A conversation with DiMarco feels eerily like speaking to someone you’ve known for a really long time. It felt like I was reconnecting with an old friend or a long-lost family member. She was warm, she was passionate, and she knew way more about me than I ever expected her to.
- Psychics like DiMarco rely on our human tendency to interpret seemingly random statements within our own mindset and relate them to our life experiences. In this case, the psychic classified Strickler as an “empath” and said she’d be “interested” to see her “in a really crowded room.” She added, “I wonder if sometimes you’re like, ‘Why do I not want to stand near so-and-so?’” Not only was DiMarco describing a common behavior for most people, but she was also linking it to her client’s supposed emotional connection to people. Strickler interpreted this differently, but took the bait nonetheless.
DiMarco was beyond accurate about this. I tend to feel extremely overwhelmed in a crowded room, and then subsequently drained after most social interactions. However, I’ve always personally chalked it up to social anxiety, or me being an introverted person.
But, it’s interesting to reexamine my introverted personality under the psychic medium’s interpretation of me. It’s almost as if DiMarco was confirming something I already knew about myself, and helping me reframe that in a different context.
- DiMarco, like almost every alleged medium, used common knowledge and statistics to make safe bets about her client’s life. She guessed, for example, that the writer “had aspirations of writing a book one day” and that she had a family member who struggled with “addiction.” Crazy, right?!

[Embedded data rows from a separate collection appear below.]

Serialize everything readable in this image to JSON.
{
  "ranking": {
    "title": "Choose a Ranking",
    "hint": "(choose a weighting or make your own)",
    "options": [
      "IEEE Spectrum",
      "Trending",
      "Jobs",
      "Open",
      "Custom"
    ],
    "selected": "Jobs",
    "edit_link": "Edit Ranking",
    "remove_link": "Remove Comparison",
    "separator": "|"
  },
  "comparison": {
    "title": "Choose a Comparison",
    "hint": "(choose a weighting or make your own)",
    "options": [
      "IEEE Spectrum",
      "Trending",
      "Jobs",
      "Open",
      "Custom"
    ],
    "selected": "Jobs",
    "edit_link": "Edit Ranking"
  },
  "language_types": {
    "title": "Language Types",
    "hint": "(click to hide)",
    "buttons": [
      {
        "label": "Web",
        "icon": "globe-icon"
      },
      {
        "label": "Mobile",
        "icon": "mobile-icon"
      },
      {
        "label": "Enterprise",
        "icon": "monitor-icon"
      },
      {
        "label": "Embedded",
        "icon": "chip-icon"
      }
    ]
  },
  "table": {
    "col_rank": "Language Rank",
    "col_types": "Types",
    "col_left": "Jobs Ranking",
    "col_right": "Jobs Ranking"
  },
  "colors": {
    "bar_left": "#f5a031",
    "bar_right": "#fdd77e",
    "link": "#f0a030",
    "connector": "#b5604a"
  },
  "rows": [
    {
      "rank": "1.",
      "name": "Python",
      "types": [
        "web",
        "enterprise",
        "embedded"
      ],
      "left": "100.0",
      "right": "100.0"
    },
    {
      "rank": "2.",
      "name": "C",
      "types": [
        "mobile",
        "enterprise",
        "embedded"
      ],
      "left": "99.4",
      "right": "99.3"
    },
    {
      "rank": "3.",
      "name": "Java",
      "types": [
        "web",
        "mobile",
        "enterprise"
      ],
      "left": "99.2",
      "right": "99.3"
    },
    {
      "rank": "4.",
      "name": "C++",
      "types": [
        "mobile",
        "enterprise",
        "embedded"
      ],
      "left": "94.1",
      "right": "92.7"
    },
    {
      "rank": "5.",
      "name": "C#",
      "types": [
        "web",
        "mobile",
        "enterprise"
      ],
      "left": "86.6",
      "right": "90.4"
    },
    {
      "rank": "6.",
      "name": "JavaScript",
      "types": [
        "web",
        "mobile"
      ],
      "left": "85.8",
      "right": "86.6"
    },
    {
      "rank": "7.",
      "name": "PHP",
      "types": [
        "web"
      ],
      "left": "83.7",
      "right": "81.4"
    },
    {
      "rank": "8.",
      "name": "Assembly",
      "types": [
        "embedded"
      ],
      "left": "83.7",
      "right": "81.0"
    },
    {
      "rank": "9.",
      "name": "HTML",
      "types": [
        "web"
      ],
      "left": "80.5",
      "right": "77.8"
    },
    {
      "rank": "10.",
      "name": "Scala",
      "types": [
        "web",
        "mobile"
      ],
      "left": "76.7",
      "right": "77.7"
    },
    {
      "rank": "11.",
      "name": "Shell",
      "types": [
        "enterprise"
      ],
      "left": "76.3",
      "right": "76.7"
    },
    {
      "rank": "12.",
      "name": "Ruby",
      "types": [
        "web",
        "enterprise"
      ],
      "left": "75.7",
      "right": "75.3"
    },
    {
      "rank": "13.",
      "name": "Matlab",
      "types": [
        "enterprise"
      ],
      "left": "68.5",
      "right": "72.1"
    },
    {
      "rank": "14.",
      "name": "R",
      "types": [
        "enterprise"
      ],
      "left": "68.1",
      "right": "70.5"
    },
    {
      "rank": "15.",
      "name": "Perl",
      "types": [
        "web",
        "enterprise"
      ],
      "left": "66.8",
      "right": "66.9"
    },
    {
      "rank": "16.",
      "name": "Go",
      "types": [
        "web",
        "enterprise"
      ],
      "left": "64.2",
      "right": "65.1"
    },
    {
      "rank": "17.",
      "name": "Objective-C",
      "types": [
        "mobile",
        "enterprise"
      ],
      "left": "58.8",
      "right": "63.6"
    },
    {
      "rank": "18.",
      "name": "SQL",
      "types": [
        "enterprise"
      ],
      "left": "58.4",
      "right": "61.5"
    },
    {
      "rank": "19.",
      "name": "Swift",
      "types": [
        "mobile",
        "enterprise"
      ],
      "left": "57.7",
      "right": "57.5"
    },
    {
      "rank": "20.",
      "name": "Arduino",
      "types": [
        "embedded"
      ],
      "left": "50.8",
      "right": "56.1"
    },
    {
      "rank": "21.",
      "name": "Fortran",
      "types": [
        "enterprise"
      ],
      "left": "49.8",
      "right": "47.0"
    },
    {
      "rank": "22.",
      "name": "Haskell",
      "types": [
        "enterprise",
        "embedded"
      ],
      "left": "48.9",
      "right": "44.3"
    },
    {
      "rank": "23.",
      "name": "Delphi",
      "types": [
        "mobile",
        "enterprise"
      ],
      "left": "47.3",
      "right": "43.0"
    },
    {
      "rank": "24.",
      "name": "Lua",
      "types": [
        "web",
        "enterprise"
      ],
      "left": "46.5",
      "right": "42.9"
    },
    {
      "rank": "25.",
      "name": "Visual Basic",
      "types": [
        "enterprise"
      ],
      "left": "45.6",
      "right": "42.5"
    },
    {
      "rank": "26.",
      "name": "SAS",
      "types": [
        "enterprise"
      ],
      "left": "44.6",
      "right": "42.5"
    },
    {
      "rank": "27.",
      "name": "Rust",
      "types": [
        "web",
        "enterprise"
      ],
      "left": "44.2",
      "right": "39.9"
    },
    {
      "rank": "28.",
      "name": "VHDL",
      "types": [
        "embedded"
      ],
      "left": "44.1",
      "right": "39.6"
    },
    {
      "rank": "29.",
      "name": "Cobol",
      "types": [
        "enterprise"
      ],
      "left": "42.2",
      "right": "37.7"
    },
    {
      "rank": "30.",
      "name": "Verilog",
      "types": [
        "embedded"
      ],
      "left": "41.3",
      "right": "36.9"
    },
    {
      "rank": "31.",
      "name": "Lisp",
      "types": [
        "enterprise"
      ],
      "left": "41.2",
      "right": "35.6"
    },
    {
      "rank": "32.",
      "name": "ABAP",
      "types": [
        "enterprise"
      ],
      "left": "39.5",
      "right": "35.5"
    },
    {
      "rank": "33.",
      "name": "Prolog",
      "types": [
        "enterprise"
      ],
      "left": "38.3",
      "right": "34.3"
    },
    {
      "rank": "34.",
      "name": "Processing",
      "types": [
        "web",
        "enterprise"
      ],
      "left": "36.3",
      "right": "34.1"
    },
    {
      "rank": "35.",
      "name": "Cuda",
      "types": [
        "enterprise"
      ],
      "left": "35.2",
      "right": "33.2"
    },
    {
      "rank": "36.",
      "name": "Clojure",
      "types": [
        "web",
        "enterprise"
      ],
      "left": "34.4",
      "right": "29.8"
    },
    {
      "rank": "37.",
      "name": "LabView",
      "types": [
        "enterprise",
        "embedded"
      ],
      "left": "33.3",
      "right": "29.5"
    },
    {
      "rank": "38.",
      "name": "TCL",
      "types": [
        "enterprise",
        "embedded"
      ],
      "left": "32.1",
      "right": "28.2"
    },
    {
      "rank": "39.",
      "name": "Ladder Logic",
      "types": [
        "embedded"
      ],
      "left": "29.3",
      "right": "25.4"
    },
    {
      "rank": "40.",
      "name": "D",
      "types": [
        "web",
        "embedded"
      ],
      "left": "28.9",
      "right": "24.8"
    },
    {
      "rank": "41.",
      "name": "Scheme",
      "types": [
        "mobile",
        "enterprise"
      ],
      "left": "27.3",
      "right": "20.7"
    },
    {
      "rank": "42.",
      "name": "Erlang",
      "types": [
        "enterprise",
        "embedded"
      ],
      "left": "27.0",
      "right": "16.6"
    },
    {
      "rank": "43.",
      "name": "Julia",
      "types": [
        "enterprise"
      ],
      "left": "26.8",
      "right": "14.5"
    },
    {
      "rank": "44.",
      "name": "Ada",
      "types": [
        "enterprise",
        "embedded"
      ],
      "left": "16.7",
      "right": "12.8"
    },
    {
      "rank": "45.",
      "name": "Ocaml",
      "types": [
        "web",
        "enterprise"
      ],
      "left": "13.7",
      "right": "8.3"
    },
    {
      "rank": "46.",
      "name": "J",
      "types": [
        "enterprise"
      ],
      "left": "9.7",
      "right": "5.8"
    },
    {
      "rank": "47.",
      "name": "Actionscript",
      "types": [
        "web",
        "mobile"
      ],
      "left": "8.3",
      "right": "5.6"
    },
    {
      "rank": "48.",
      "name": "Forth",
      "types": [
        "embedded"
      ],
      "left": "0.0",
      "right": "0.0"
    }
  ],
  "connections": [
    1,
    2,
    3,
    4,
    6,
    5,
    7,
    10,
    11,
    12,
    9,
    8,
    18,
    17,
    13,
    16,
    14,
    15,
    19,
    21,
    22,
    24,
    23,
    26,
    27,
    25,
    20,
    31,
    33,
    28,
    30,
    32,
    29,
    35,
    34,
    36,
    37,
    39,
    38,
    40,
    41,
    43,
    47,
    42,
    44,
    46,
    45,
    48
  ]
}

For example, she knew about one of my family member’s struggles with addiction, even though I’ve only discussed this with a small handful of people close to me.
She also knew about the distance between my mother and one of my brothers, and she described me as a “gift” to my mother.
We don’t know how many predictions were “misses.” We only know which ones struck a chord with Strickler. We also don’t know if the medium had a chance to learn anything about Strickler before their meeting (via Google or elsewhere). It’s also not weird to suggest there are rifts in a family or that a child is the apple of her mother’s eye.
DiMarco went on to predict that Strickler loves “the sounds of nature” and that she has “vivid dreams.” Really, who doesn’t?
I’m unimpressed, and this story certainly didn’t make me question my atheism. Strickler would be wise to use the skepticism that guides her thinking about religion to the medium. Would she have felt any differently if a pastor said similar things in a sermon?